Couch surfing may be exciting when you’re in college, but at nearly 60 years old, Reggie was tired of the instability. His brother and sister, on the other hand, were both tired of enabling his alcoholism.
He admits he was ashamed of what his life had become. As a child, he was raised in a military family. His father served in the Army for 32 years and even overcame his own struggle with alcoholism. But Reggie’s mother died when he was just 13 years old, leaving him to grow up hard and fast.
Two weeks after he graduated high school, he joined the Army and spent the next 10 years in telecommunications and aviation, until he was honorably discharged. For the next 25-30 years, he sank deeper and deeper into his addictions, even using cocaine for a short time. He tried 30-day recovery programs and support groups, but nothing worked.
“It’s easy to get caught up in that vicious cycle,” he explains, “and it’s hard to stop when you don’t know how or what resources to turn to.” Finally, he lost his job and lived with his brother and sister for a short time. But Reggie knew he needed to change.
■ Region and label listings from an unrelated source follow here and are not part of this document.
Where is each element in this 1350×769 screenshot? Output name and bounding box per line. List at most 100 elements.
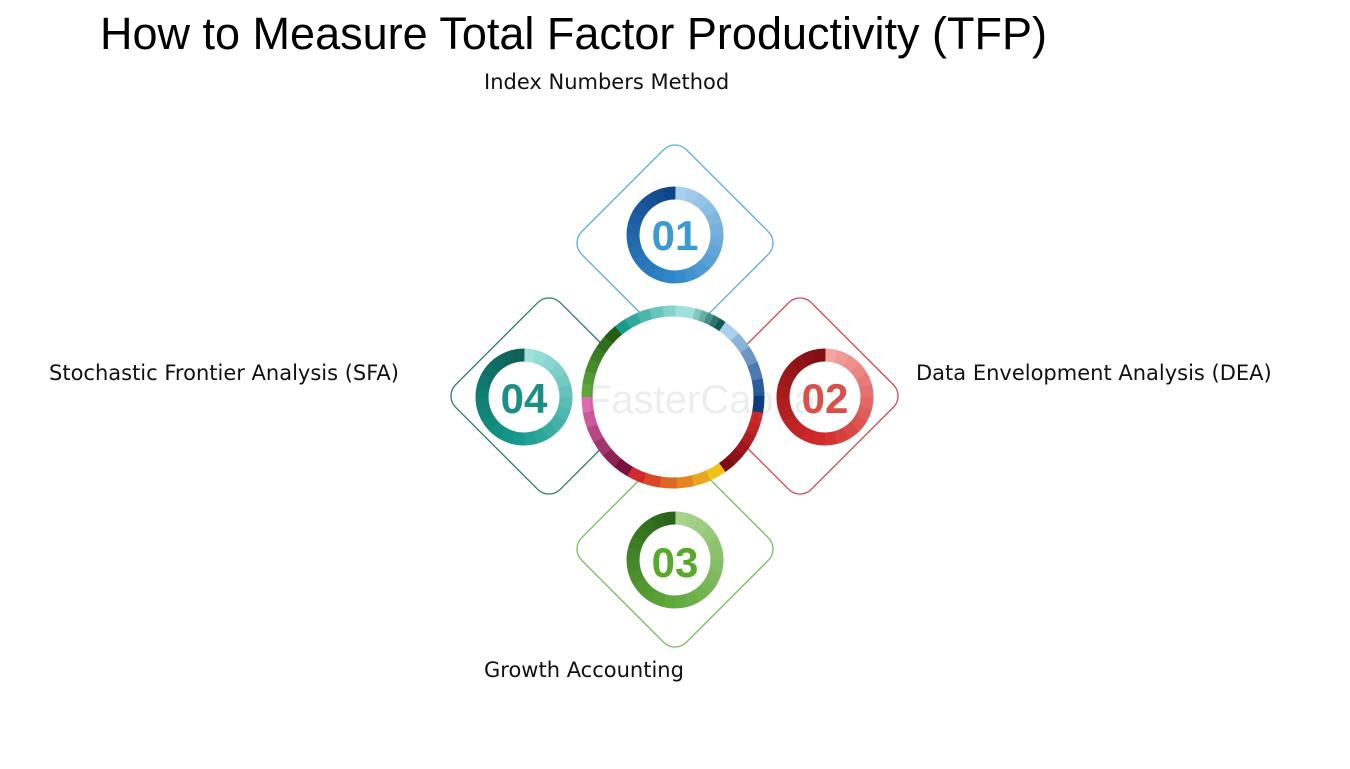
step-ring-segment: [674, 186, 689, 201]
step-ring-segment: [499, 350, 516, 367]
center-ring-segment: [686, 306, 697, 320]
step-ring-segment: [842, 354, 860, 373]
step-ring-segment: [776, 383, 791, 398]
center-ring-segment: [675, 305, 690, 318]
step-ring-segment: [692, 517, 710, 536]
step-ring-segment: [523, 431, 537, 446]
step-ring-segment: [628, 568, 645, 585]
center-ring-segment: [745, 421, 761, 437]
step-label-01: Index Numbers Method: [484, 70, 730, 94]
step-ring-segment: [650, 265, 667, 282]
step-ring-segment: [626, 221, 641, 236]
center-ring-segment: [658, 476, 677, 489]
step-ring-segment: [626, 546, 641, 561]
step-ring-segment: [489, 354, 507, 373]
center-ring-segment: [714, 318, 727, 332]
step-diamond-01: [576, 144, 774, 342]
center-ring-segment: [703, 312, 715, 326]
step-ring-segment: [477, 372, 494, 389]
step-ring-segment: [683, 188, 700, 205]
step-ring-segment: [481, 362, 500, 380]
step-ring-segment: [824, 431, 838, 446]
step-number-04: 04: [501, 375, 548, 422]
step-ring-segment: [776, 396, 791, 410]
step-ring-03: [626, 511, 724, 609]
step-ring-segment: [511, 348, 525, 363]
step-ring-segment: [705, 568, 722, 585]
step-ring-segment: [554, 405, 571, 422]
diagram-title: How to Measure Total Factor Productivity…: [100, 8, 1047, 59]
center-ring-segment: [626, 466, 647, 484]
step-ring-segment: [699, 200, 718, 218]
step-ring-segment: [699, 577, 718, 595]
step-ring-segment: [628, 243, 645, 260]
step-number-03: 03: [652, 539, 699, 586]
step-ring-segment: [650, 590, 667, 607]
step-ring-segment: [532, 427, 549, 444]
center-ring-segment: [596, 335, 614, 353]
step-ring-segment: [523, 348, 538, 363]
step-ring-segment: [541, 354, 559, 373]
center-ring-segment: [675, 475, 695, 489]
step-ring-segment: [499, 427, 516, 444]
step-ring-segment: [692, 584, 710, 603]
step-ring-segment: [661, 269, 676, 284]
center-ring-segment: [726, 448, 744, 466]
step-ring-segment: [705, 210, 722, 227]
step-ring-segment: [812, 348, 826, 363]
step-ring-segment: [859, 384, 874, 398]
center-ring-segment: [692, 308, 703, 321]
step-ring-segment: [532, 350, 549, 367]
center-ring-segment: [604, 326, 622, 344]
step-ring-02: [776, 348, 874, 446]
step-ring-segment: [683, 265, 700, 282]
step-ring-segment: [628, 210, 645, 227]
center-ring-segment: [740, 346, 758, 368]
center-ring-segment: [698, 310, 709, 323]
step-ring-segment: [800, 427, 817, 444]
step-ring-segment: [640, 584, 658, 603]
step-ring-segment: [790, 354, 808, 373]
step-ring-segment: [705, 243, 722, 260]
center-ring-segment: [709, 315, 721, 329]
center-circle: [587, 311, 759, 483]
step-ring-segment: [626, 234, 641, 248]
step-diamond-03: [576, 450, 774, 648]
step-number-02: 02: [802, 375, 849, 422]
center-ring-segment: [662, 305, 677, 318]
step-ring-04: [475, 348, 573, 446]
step-ring-segment: [558, 384, 573, 398]
step-ring-segment: [626, 559, 641, 573]
step-ring-segment: [662, 186, 676, 201]
step-label-02: Data Envelopment Analysis (DEA): [916, 361, 1272, 385]
step-label-03: Growth Accounting: [484, 658, 684, 682]
step-number-01: 01: [652, 212, 699, 259]
step-ring-segment: [640, 259, 658, 278]
center-ring: [581, 305, 765, 489]
step-ring-segment: [548, 362, 567, 380]
step-ring-segment: [558, 396, 573, 411]
step-ring-segment: [640, 192, 658, 211]
center-ring-segment: [614, 318, 632, 336]
center-ring-segment: [705, 462, 726, 481]
step-ring-segment: [489, 421, 507, 440]
step-label-04: Stochastic Frontier Analysis (SFA): [49, 361, 399, 385]
center-ring-segment: [649, 306, 665, 320]
step-ring-segment: [683, 590, 700, 607]
center-ring-segment: [740, 430, 756, 447]
step-ring-segment: [811, 431, 826, 446]
step-ring-segment: [699, 525, 718, 543]
step-ring-segment: [650, 188, 667, 205]
step-ring-segment: [541, 421, 559, 440]
step-ring-segment: [842, 421, 860, 440]
step-ring-01: [626, 186, 724, 284]
step-ring-segment: [662, 511, 676, 526]
center-ring-segment: [690, 470, 711, 487]
center-ring-segment: [585, 357, 601, 374]
step-ring-segment: [674, 594, 688, 609]
step-ring-segment: [824, 348, 839, 363]
step-ring-segment: [709, 222, 724, 236]
step-ring-segment: [692, 192, 710, 211]
step-ring-segment: [632, 252, 651, 270]
step-ring-segment: [790, 421, 808, 440]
Penniless, he looked for a free long-term program, eventually finding Denver Rescue Mission.
In the Mission’s New Life Program, he became sober, built important life skills and relationships and ultimately was able to be honest with himself.
“I feel like I’ve found myself here,” he says. “I have a deeper relationship with God, my counselor and chaplain have helped me come to know the person I really am, I accept my faults, and I’m not as hard on myself as I used to be.”
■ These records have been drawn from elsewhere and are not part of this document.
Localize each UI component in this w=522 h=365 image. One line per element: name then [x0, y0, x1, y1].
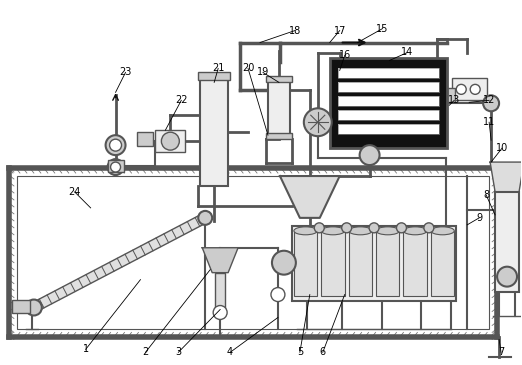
Circle shape: [304, 108, 331, 136]
Ellipse shape: [349, 227, 372, 235]
Bar: [338, 82, 440, 92]
Circle shape: [342, 223, 352, 233]
Bar: [108, 160, 124, 172]
Bar: [17, 176, 489, 330]
Text: 19: 19: [257, 68, 269, 77]
Polygon shape: [280, 176, 340, 218]
Bar: [12, 300, 30, 314]
Polygon shape: [31, 214, 208, 312]
Circle shape: [397, 223, 407, 233]
Bar: [137, 132, 153, 146]
Bar: [321, 231, 345, 296]
Circle shape: [161, 132, 180, 150]
Text: 4: 4: [227, 347, 233, 357]
Bar: [156, 130, 185, 152]
Bar: [294, 231, 317, 296]
Circle shape: [470, 84, 480, 94]
Bar: [431, 231, 454, 296]
Circle shape: [369, 223, 379, 233]
Text: 6: 6: [319, 347, 326, 357]
Ellipse shape: [404, 227, 427, 235]
Circle shape: [483, 95, 499, 111]
Bar: [445, 88, 455, 102]
Bar: [338, 124, 440, 134]
Text: 10: 10: [496, 143, 508, 153]
Text: 3: 3: [175, 347, 181, 357]
Bar: [338, 124, 440, 134]
Circle shape: [271, 288, 285, 301]
Polygon shape: [202, 248, 238, 273]
Bar: [338, 96, 440, 106]
Circle shape: [213, 306, 227, 319]
Text: 23: 23: [120, 68, 132, 77]
Circle shape: [314, 223, 324, 233]
Polygon shape: [490, 162, 522, 192]
Bar: [404, 231, 427, 296]
Text: 18: 18: [289, 26, 301, 35]
Text: 11: 11: [483, 117, 495, 127]
Bar: [338, 82, 440, 92]
Text: 16: 16: [339, 50, 351, 61]
Text: 14: 14: [401, 47, 413, 58]
Bar: [198, 72, 230, 80]
Ellipse shape: [376, 227, 399, 235]
Text: 13: 13: [448, 95, 460, 105]
Circle shape: [26, 300, 42, 315]
Text: 9: 9: [476, 213, 482, 223]
Bar: [266, 76, 292, 82]
Bar: [330, 58, 447, 148]
Bar: [495, 192, 519, 292]
Text: 7: 7: [498, 347, 504, 357]
Text: 20: 20: [242, 64, 254, 73]
Bar: [349, 231, 372, 296]
Bar: [338, 110, 440, 120]
Bar: [338, 110, 440, 120]
Circle shape: [497, 267, 517, 287]
Circle shape: [360, 145, 379, 165]
Circle shape: [456, 84, 466, 94]
Circle shape: [111, 162, 121, 172]
Bar: [200, 78, 228, 186]
Text: 1: 1: [82, 344, 89, 354]
Circle shape: [272, 251, 296, 274]
Circle shape: [198, 211, 212, 225]
Circle shape: [108, 159, 124, 175]
Text: 8: 8: [483, 190, 489, 200]
Bar: [338, 68, 440, 78]
Ellipse shape: [321, 227, 345, 235]
Bar: [268, 80, 290, 135]
Text: 22: 22: [175, 95, 187, 105]
Text: 17: 17: [334, 26, 346, 35]
Bar: [338, 96, 440, 106]
Ellipse shape: [431, 227, 454, 235]
Circle shape: [424, 223, 434, 233]
Text: 12: 12: [483, 95, 495, 105]
Bar: [292, 226, 456, 300]
Text: 21: 21: [212, 64, 224, 73]
Text: 2: 2: [143, 347, 149, 357]
Bar: [215, 273, 225, 308]
Circle shape: [105, 135, 125, 155]
Bar: [266, 133, 292, 139]
Text: 15: 15: [376, 24, 389, 34]
Bar: [452, 78, 487, 100]
Text: 5: 5: [296, 347, 303, 357]
Text: 24: 24: [68, 187, 81, 197]
Ellipse shape: [294, 227, 317, 235]
Bar: [376, 231, 399, 296]
Circle shape: [110, 139, 122, 151]
Bar: [338, 68, 440, 78]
According to Reggie, his lifelong dream was to become a cook, and his father always wanted him to get a good education. But he never pursued either.
Today, thanks to the New Life Program, he’s making that dream a reality with culinary classes at Emily Griffith Technical College. “I’m the happiest I’ve ever been,” he says. “It’s never too late in life to do what you want to do. This is so important to me because it’s what my dad strived to provide for me. And it’s changing my life now. I hope he’s up in heaven smiling, and I hope he’s proud of me.”
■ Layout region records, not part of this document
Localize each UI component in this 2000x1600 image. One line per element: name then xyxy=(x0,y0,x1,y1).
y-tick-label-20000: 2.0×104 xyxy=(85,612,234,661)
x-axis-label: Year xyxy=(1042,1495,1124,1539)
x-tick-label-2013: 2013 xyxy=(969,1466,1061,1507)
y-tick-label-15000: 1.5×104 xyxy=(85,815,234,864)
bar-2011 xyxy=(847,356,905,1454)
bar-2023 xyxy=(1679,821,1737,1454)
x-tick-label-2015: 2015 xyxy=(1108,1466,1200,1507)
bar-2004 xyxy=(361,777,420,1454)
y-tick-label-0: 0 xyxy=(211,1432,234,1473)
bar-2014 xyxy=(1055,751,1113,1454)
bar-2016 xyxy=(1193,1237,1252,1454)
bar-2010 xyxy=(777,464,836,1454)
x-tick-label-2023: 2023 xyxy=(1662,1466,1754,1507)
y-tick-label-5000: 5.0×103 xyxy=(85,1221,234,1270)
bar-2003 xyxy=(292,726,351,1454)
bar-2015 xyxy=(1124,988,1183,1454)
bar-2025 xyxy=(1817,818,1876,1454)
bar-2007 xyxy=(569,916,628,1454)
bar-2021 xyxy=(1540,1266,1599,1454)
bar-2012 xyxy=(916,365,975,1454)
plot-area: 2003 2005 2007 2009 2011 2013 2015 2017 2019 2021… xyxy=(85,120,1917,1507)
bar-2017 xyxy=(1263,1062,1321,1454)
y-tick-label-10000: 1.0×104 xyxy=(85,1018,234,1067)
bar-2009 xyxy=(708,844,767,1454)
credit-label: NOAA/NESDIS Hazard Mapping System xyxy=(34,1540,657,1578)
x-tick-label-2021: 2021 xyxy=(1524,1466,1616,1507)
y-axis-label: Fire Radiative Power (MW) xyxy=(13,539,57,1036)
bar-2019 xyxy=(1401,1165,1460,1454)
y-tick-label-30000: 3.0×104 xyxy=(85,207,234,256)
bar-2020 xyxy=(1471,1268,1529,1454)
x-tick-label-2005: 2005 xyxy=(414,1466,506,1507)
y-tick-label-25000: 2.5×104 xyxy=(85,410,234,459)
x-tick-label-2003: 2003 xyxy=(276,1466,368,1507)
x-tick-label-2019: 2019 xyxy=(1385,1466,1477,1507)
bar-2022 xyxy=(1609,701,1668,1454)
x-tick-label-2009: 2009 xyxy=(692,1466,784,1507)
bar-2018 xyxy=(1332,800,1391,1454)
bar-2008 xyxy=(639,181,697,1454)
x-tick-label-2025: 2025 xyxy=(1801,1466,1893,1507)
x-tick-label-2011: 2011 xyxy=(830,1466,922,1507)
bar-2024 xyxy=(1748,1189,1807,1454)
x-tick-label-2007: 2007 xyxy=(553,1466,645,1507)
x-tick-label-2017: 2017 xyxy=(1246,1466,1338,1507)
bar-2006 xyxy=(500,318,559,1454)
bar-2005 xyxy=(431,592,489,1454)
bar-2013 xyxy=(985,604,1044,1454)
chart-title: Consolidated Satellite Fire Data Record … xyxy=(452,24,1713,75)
Next on his plate is completing his certificate in culinary arts along with a 180-hour internship. “After I graduate from school in March, I’ll be able to get a full-time job and save some money before I finish the New Life Program,” he says cheerfully.
Just like leaves changing in the fall, Reggie says the changes in his life signify the start of a whole new season. “I’m changing so much,” he says. “My perspective is new … I have goals now. Everything is changing, and I’m so grateful for it.”
And ultimately, it’s all thanks to you. We rely on the support of donors like you and thousands of others to change lives like Reggie’s. So this Thanksgiving, we are grateful for you and the many others you join in supporting transformational programs and lifesaving services for people suffering in homelessness and addiction. Thank you for helping us change lives in the name of Christ during this holiday season!